Crash dieting can do long-term health damage, new study shows
Crash dieting, or severely reducing the number of calories you eat in a day for short bursts in an attempt to quickly lose weight, may get you results, but unfortunately, these come with a cost.
Now, new study presented at the American Physiological Society’s Cardiovascular, Renal and Metabolic Diseases: Sex-Specific Implications for Physiology Conference provides further proof that crash diets are harmful in the long run.
Researchers from Georgetown University conducted the study and restricted the diets of female rats.
The rats had their diet reduced by 60 percent, similar to a crash diet where people limit their caloric intake to 800 calories a day from the daily recommended amount of 2000.

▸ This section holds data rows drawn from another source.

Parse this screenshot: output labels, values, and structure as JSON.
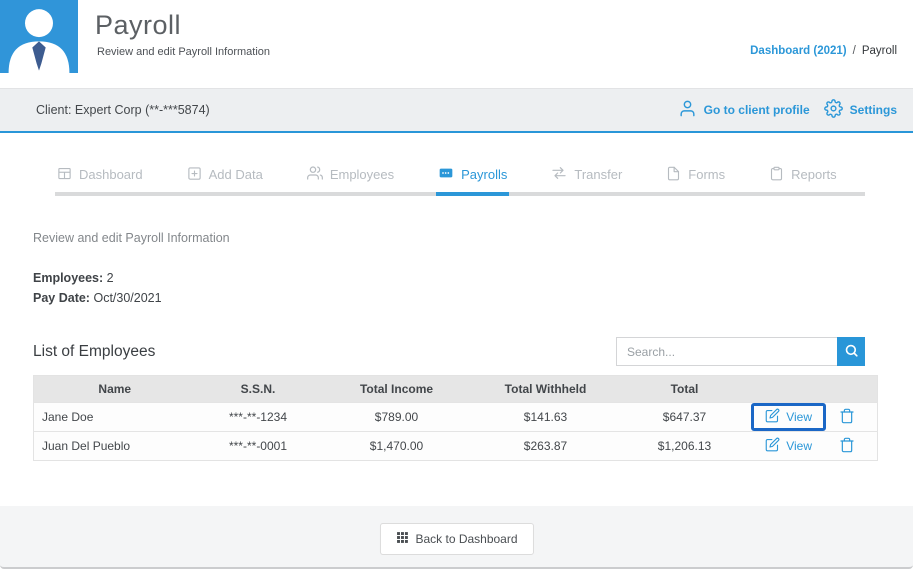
{
  "header": {
    "title": "Payroll",
    "subtitle": "Review and edit Payroll Information",
    "breadcrumb": {
      "link": "Dashboard (2021)",
      "separator": "/",
      "current": "Payroll"
    }
  },
  "client_bar": {
    "client_label": "Client: Expert Corp (**-***5874)",
    "profile_link": "Go to client profile",
    "settings_link": "Settings"
  },
  "tabs": [
    {
      "label": "Dashboard",
      "active": false
    },
    {
      "label": "Add Data",
      "active": false
    },
    {
      "label": "Employees",
      "active": false
    },
    {
      "label": "Payrolls",
      "active": true
    },
    {
      "label": "Transfer",
      "active": false
    },
    {
      "label": "Forms",
      "active": false
    },
    {
      "label": "Reports",
      "active": false
    }
  ],
  "content": {
    "description": "Review and edit Payroll Information",
    "employees_label": "Employees:",
    "employees_value": "2",
    "pay_date_label": "Pay Date:",
    "pay_date_value": "Oct/30/2021",
    "list_title": "List of Employees",
    "search_placeholder": "Search..."
  },
  "table": {
    "columns": [
      "Name",
      "S.S.N.",
      "Total Income",
      "Total Withheld",
      "Total"
    ],
    "rows": [
      {
        "name": "Jane Doe",
        "ssn": "***-**-1234",
        "total_income": "$789.00",
        "total_withheld": "$141.63",
        "total": "$647.37",
        "view_label": "View",
        "highlighted": true
      },
      {
        "name": "Juan Del Pueblo",
        "ssn": "***-**-0001",
        "total_income": "$1,470.00",
        "total_withheld": "$263.87",
        "total": "$1,206.13",
        "view_label": "View",
        "highlighted": false
      }
    ]
  },
  "footer": {
    "back_button": "Back to Dashboard"
  },
  "colors": {
    "accent_blue": "#2b97d8",
    "avatar_background": "#3095d9",
    "highlight_box": "#1b67c6",
    "client_bar_background": "#edeff1",
    "tab_inactive": "#b6bbc0",
    "table_header_background": "#e6e6e6",
    "footer_background": "#f4f5f6"
  }
}
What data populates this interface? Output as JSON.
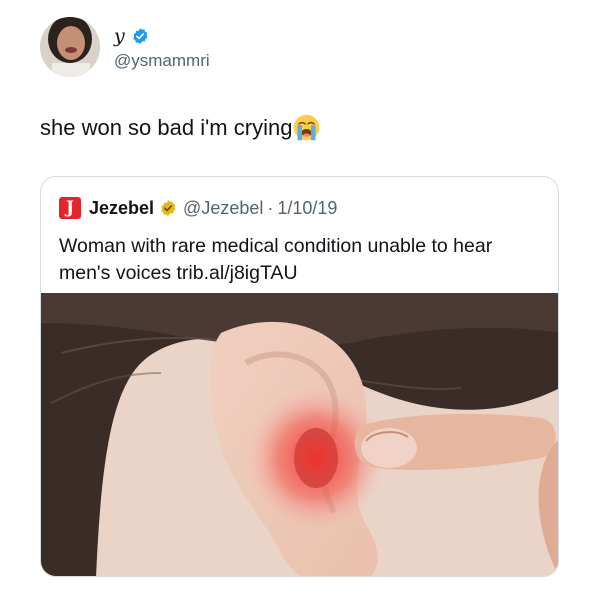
{
  "author": {
    "display_name": "y",
    "handle": "@ysmammri",
    "avatar_icon": "profile-photo",
    "verified_icon": "blue-verified-badge-icon"
  },
  "tweet": {
    "text": "she won so bad i'm crying",
    "emoji": "loudly-crying-face-emoji"
  },
  "quote": {
    "logo_letter": "J",
    "name": "Jezebel",
    "badge_icon": "gold-verified-badge-icon",
    "handle": "@Jezebel",
    "separator": "·",
    "date": "1/10/19",
    "text": "Woman with rare medical condition unable to hear men's voices trib.al/j8igTAU",
    "image": "photo-ear-with-red-pain-highlight"
  },
  "colors": {
    "text": "#0f1419",
    "secondary": "#536471",
    "border": "#d5dbe0",
    "verified_blue": "#1d9bf0",
    "verified_gold": "#e2b719",
    "jezebel_red": "#e3262b"
  }
}
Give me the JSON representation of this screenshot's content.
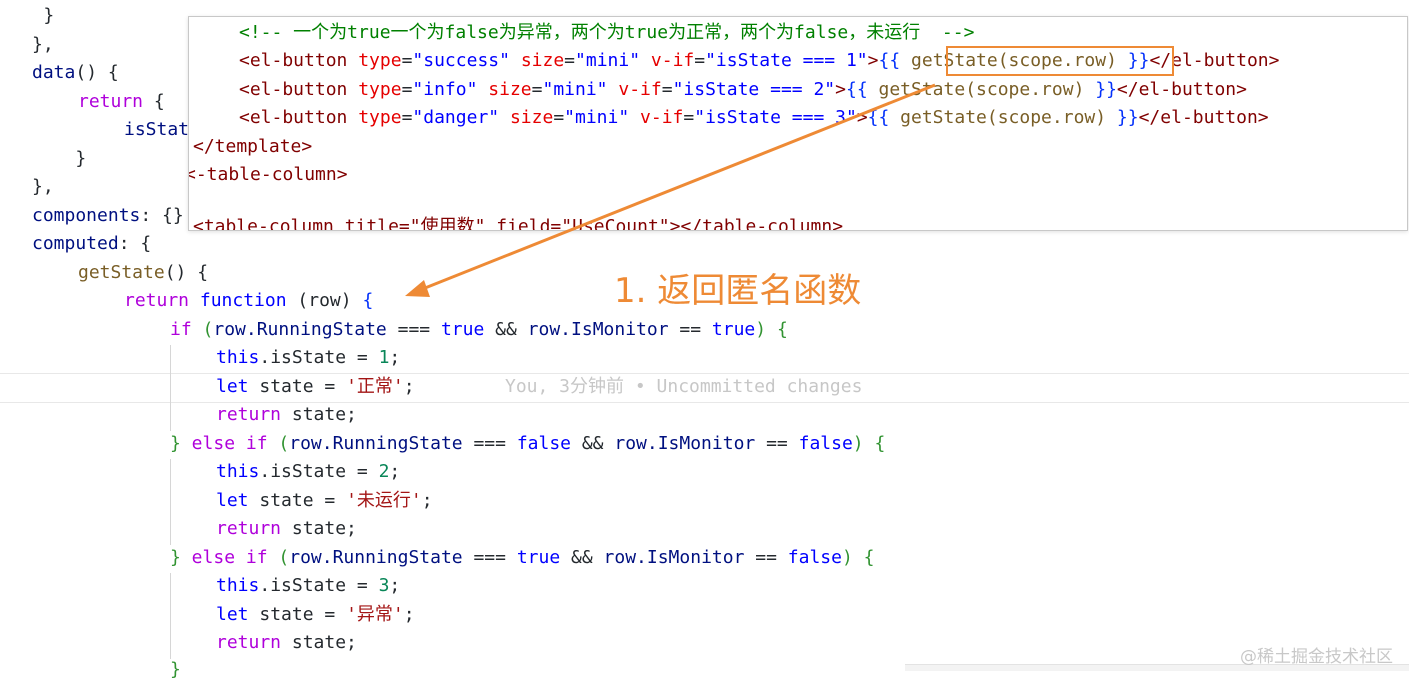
{
  "editor": {
    "lines": {
      "l1": {
        "text": "    }"
      },
      "l2": {
        "text": "},"
      },
      "l3": {
        "name": "data",
        "rest": "() {"
      },
      "l4": {
        "kw": "return",
        "rest": " {"
      },
      "l5": {
        "text": "isStat"
      },
      "l6": {
        "text": "    }"
      },
      "l7": {
        "text": "},"
      },
      "l8": {
        "name": "components",
        "rest": ": {}"
      },
      "l9": {
        "name": "computed",
        "rest": ": {"
      },
      "l10": {
        "name": "getState",
        "rest": "() {"
      },
      "l11": {
        "kw": "return",
        "fn": "function",
        "param": "(row)",
        "brace": "{"
      },
      "l12": {
        "kw": "if",
        "open": "(",
        "obj1": "row.RunningState",
        "op1": " === ",
        "v1": "true",
        "op2": " && ",
        "obj2": "row.IsMonitor",
        "op3": " == ",
        "v2": "true",
        "close": ")",
        "brace": " {"
      },
      "l13": {
        "kw": "this",
        "rest": ".isState = ",
        "num": "1",
        "end": ";"
      },
      "l14": {
        "kw": "let",
        "rest": " state = ",
        "str": "'正常'",
        "end": ";"
      },
      "l15": {
        "kw": "return",
        "rest": " state;"
      },
      "l16": {
        "close": "}",
        "kw": " else if",
        "open": " (",
        "obj1": "row.RunningState",
        "op1": " === ",
        "v1": "false",
        "op2": " && ",
        "obj2": "row.IsMonitor",
        "op3": " == ",
        "v2": "false",
        "close2": ")",
        "brace": " {"
      },
      "l17": {
        "kw": "this",
        "rest": ".isState = ",
        "num": "2",
        "end": ";"
      },
      "l18": {
        "kw": "let",
        "rest": " state = ",
        "str": "'未运行'",
        "end": ";"
      },
      "l19": {
        "kw": "return",
        "rest": " state;"
      },
      "l20": {
        "close": "}",
        "kw": " else if",
        "open": " (",
        "obj1": "row.RunningState",
        "op1": " === ",
        "v1": "true",
        "op2": " && ",
        "obj2": "row.IsMonitor",
        "op3": " == ",
        "v2": "false",
        "close2": ")",
        "brace": " {"
      },
      "l21": {
        "kw": "this",
        "rest": ".isState = ",
        "num": "3",
        "end": ";"
      },
      "l22": {
        "kw": "let",
        "rest": " state = ",
        "str": "'异常'",
        "end": ";"
      },
      "l23": {
        "kw": "return",
        "rest": " state;"
      },
      "l24": {
        "text": "}"
      }
    },
    "blame": "You, 3分钟前 • Uncommitted changes"
  },
  "overlay": {
    "comment": "<!-- 一个为true一个为false为异常，两个为true为正常，两个为false，未运行  -->",
    "buttons": [
      {
        "tag_open": "<el-button",
        "type_attr": "type",
        "type_val": "\"success\"",
        "size_attr": "size",
        "size_val": "\"mini\"",
        "vif_attr": "v-if",
        "vif_val": "\"isState === 1\"",
        "expr": "getState(scope.row)",
        "tag_close": "</el-button>"
      },
      {
        "tag_open": "<el-button",
        "type_attr": "type",
        "type_val": "\"info\"",
        "size_attr": "size",
        "size_val": "\"mini\"",
        "vif_attr": "v-if",
        "vif_val": "\"isState === 2\"",
        "expr": "getState(scope.row)",
        "tag_close": "</el-button>"
      },
      {
        "tag_open": "<el-button",
        "type_attr": "type",
        "type_val": "\"danger\"",
        "size_attr": "size",
        "size_val": "\"mini\"",
        "vif_attr": "v-if",
        "vif_val": "\"isState === 3\"",
        "expr": "getState(scope.row)",
        "tag_close": "</el-button>"
      }
    ],
    "template_close": "</template>",
    "column_close": "<-table-column>",
    "cut_line": "<table-column title=\"使用数\" field=\"UseCount\"></table-column>"
  },
  "annotation": "1. 返回匿名函数",
  "watermark": "@稀土掘金技术社区",
  "colors": {
    "accent": "#ee8a35"
  }
}
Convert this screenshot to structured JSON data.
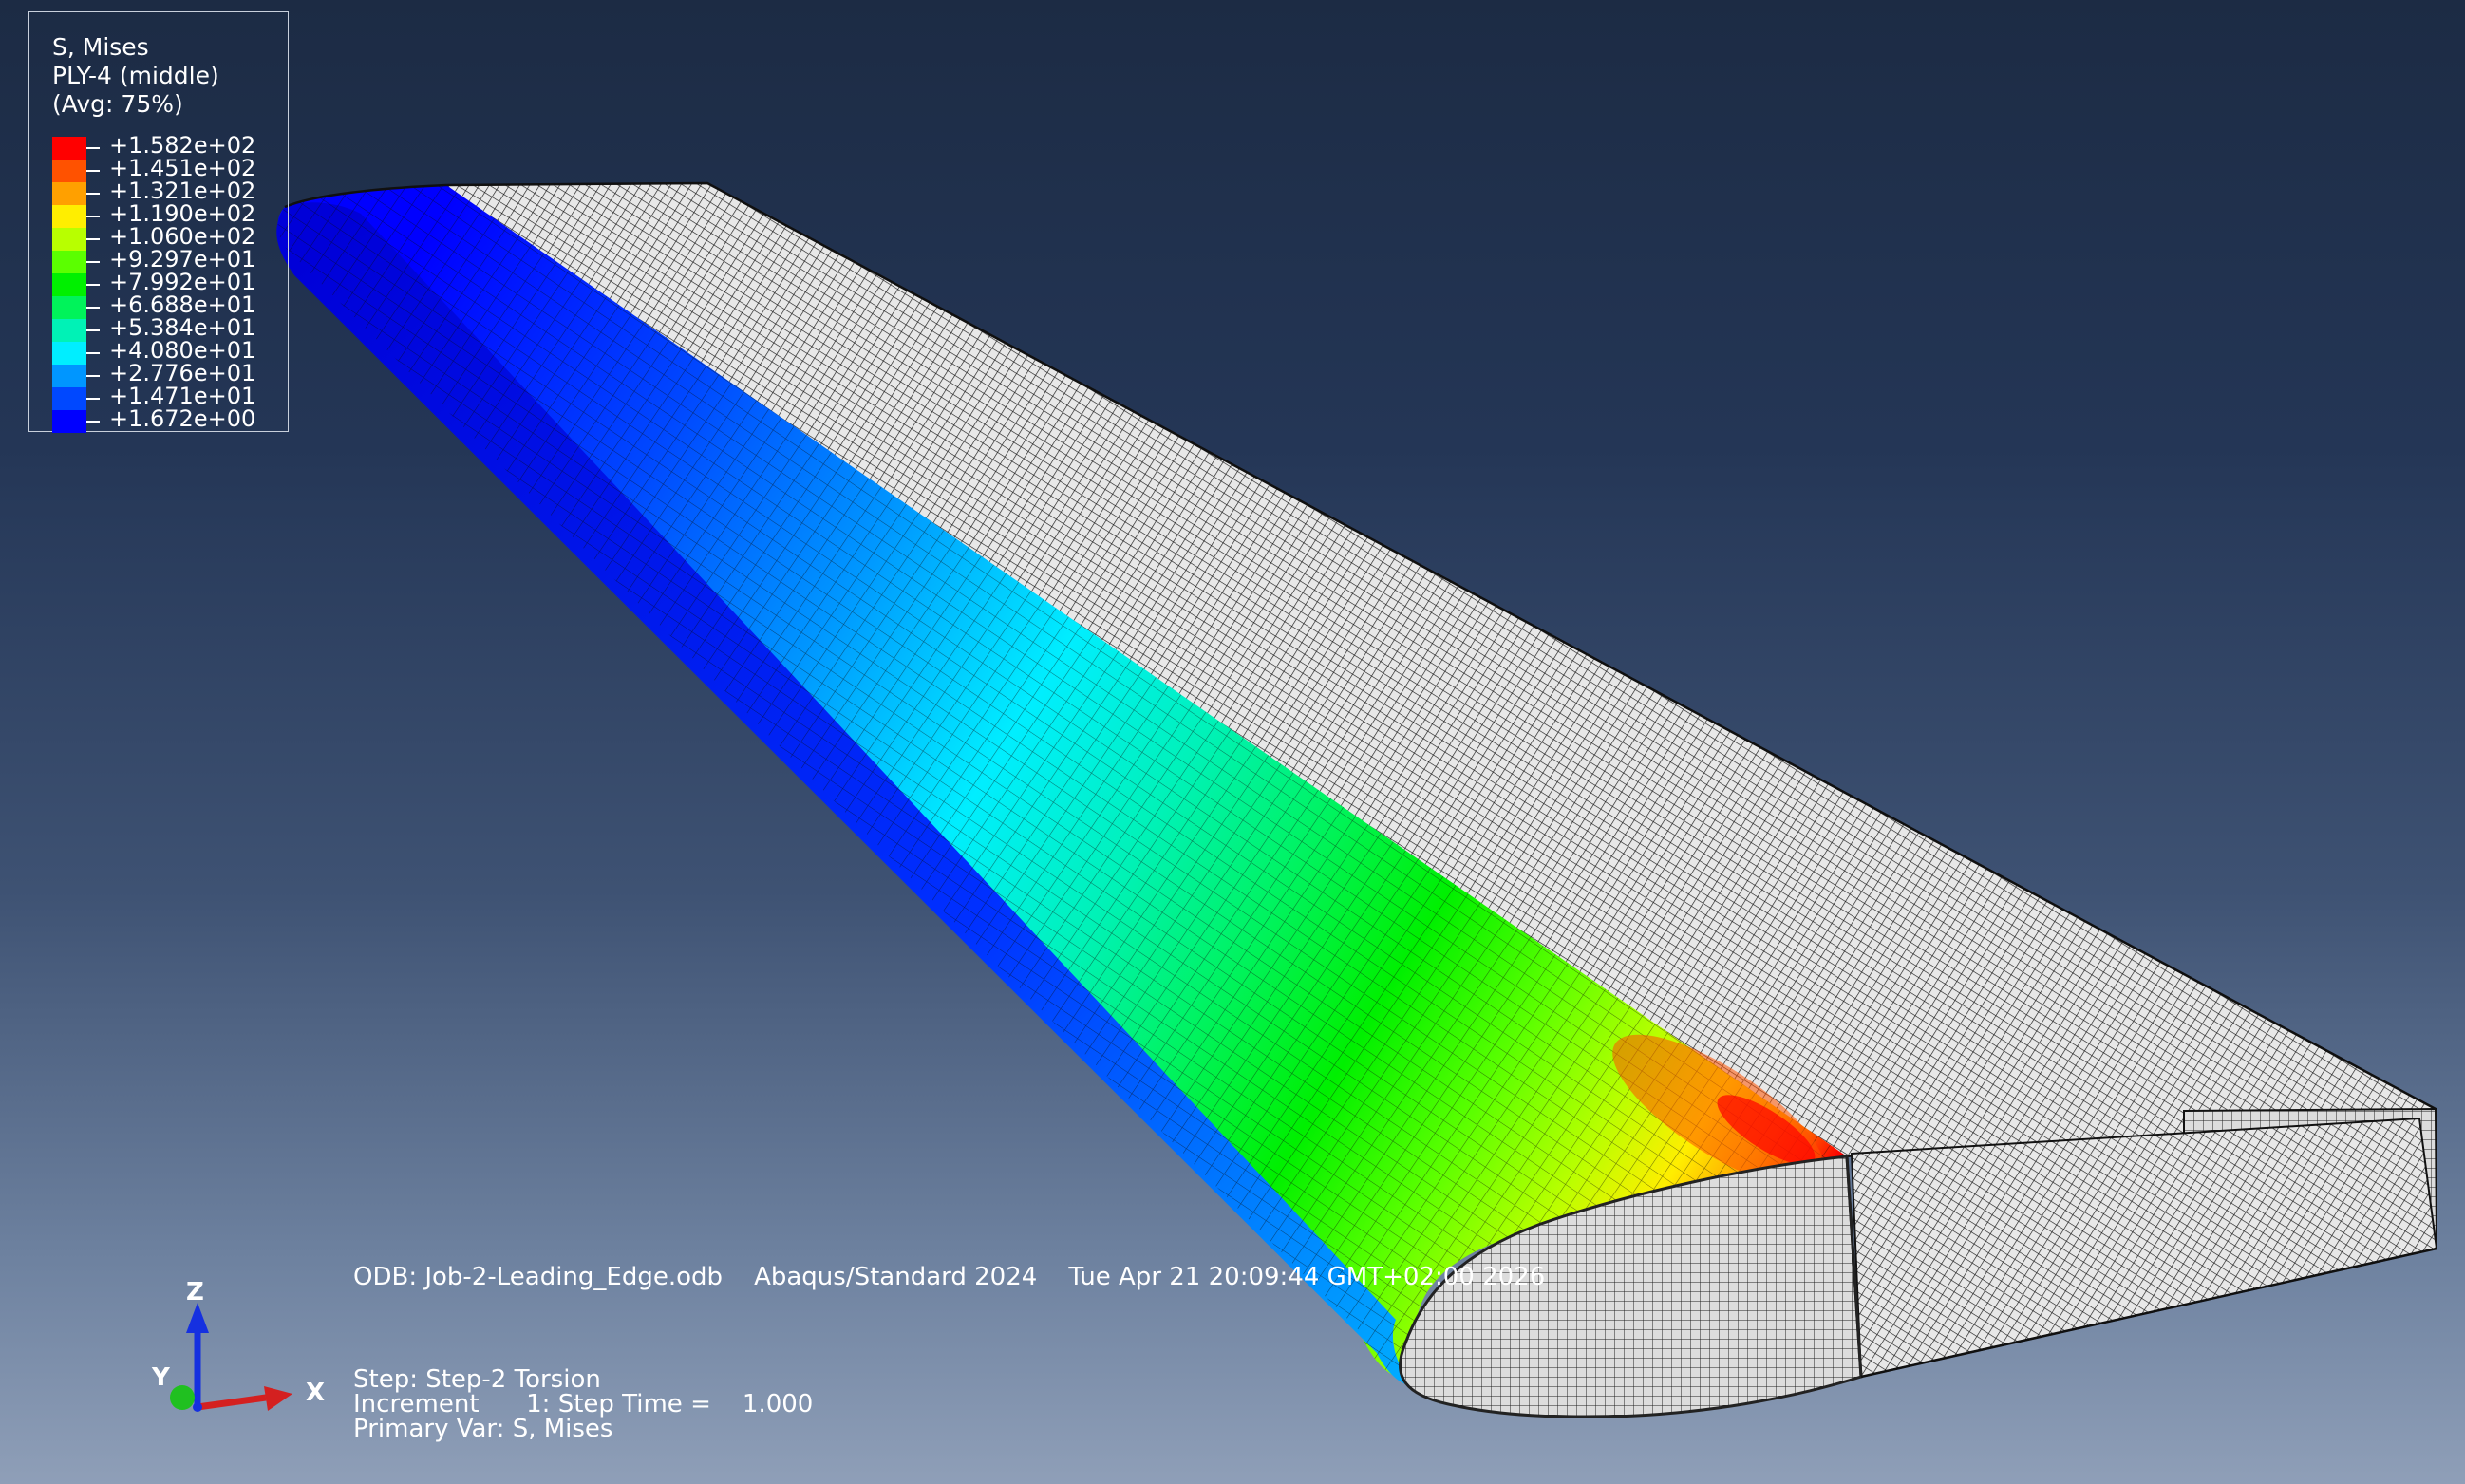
{
  "legend": {
    "title_lines": [
      "S, Mises",
      "PLY-4 (middle)",
      "(Avg: 75%)"
    ],
    "entries": [
      {
        "value": "+1.582e+02",
        "color": "#ff0000"
      },
      {
        "value": "+1.451e+02",
        "color": "#ff5200"
      },
      {
        "value": "+1.321e+02",
        "color": "#ffa000"
      },
      {
        "value": "+1.190e+02",
        "color": "#ffee00"
      },
      {
        "value": "+1.060e+02",
        "color": "#b8ff00"
      },
      {
        "value": "+9.297e+01",
        "color": "#5bff00"
      },
      {
        "value": "+7.992e+01",
        "color": "#00f000"
      },
      {
        "value": "+6.688e+01",
        "color": "#00f35a"
      },
      {
        "value": "+5.384e+01",
        "color": "#00f2b6"
      },
      {
        "value": "+4.080e+01",
        "color": "#00eeff"
      },
      {
        "value": "+2.776e+01",
        "color": "#0096ff"
      },
      {
        "value": "+1.471e+01",
        "color": "#0048ff"
      },
      {
        "value": "+1.672e+00",
        "color": "#0000ff"
      }
    ]
  },
  "info": {
    "odb_line": "ODB: Job-2-Leading_Edge.odb    Abaqus/Standard 2024    Tue Apr 21 20:09:44 GMT+02:00 2026",
    "step_line": "Step: Step-2 Torsion",
    "increment_line": "Increment      1: Step Time =    1.000",
    "primary_var_line": "Primary Var: S, Mises"
  },
  "triad": {
    "x_label": "X",
    "y_label": "Y",
    "z_label": "Z",
    "colors": {
      "x": "#d42020",
      "y": "#20c020",
      "z": "#1530e0"
    }
  },
  "model": {
    "wireframe_color": "#e6e6e6",
    "mesh_line_color": "#1a1a1a"
  }
}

Within just three days, the researchers noticed changes in the rats. Body weight was reduced and the rats’ cycling, similar to a female’s menstrual cycle, temporarily stopped.
The researchers also observed blood pressure drops, decreased heart rates, and reduced kidney function in the rats. After the rats returned to their normal diet, cycling was restored and blood pressure, weight, and heart rate all returned back to normal.
However, those rats that had been given the reduced calorie diet showed abnormal abdominal weight gain after three months.
“Even more troubling was the finding that angiotensin II, a hormone in the body, was more potent at increasing blood pressure in the rats that were on the reduced-calorie diet,” said Aline the first author of the study.
The study confirms the damage that crash dieting can do on people’s health even months after the diet itself.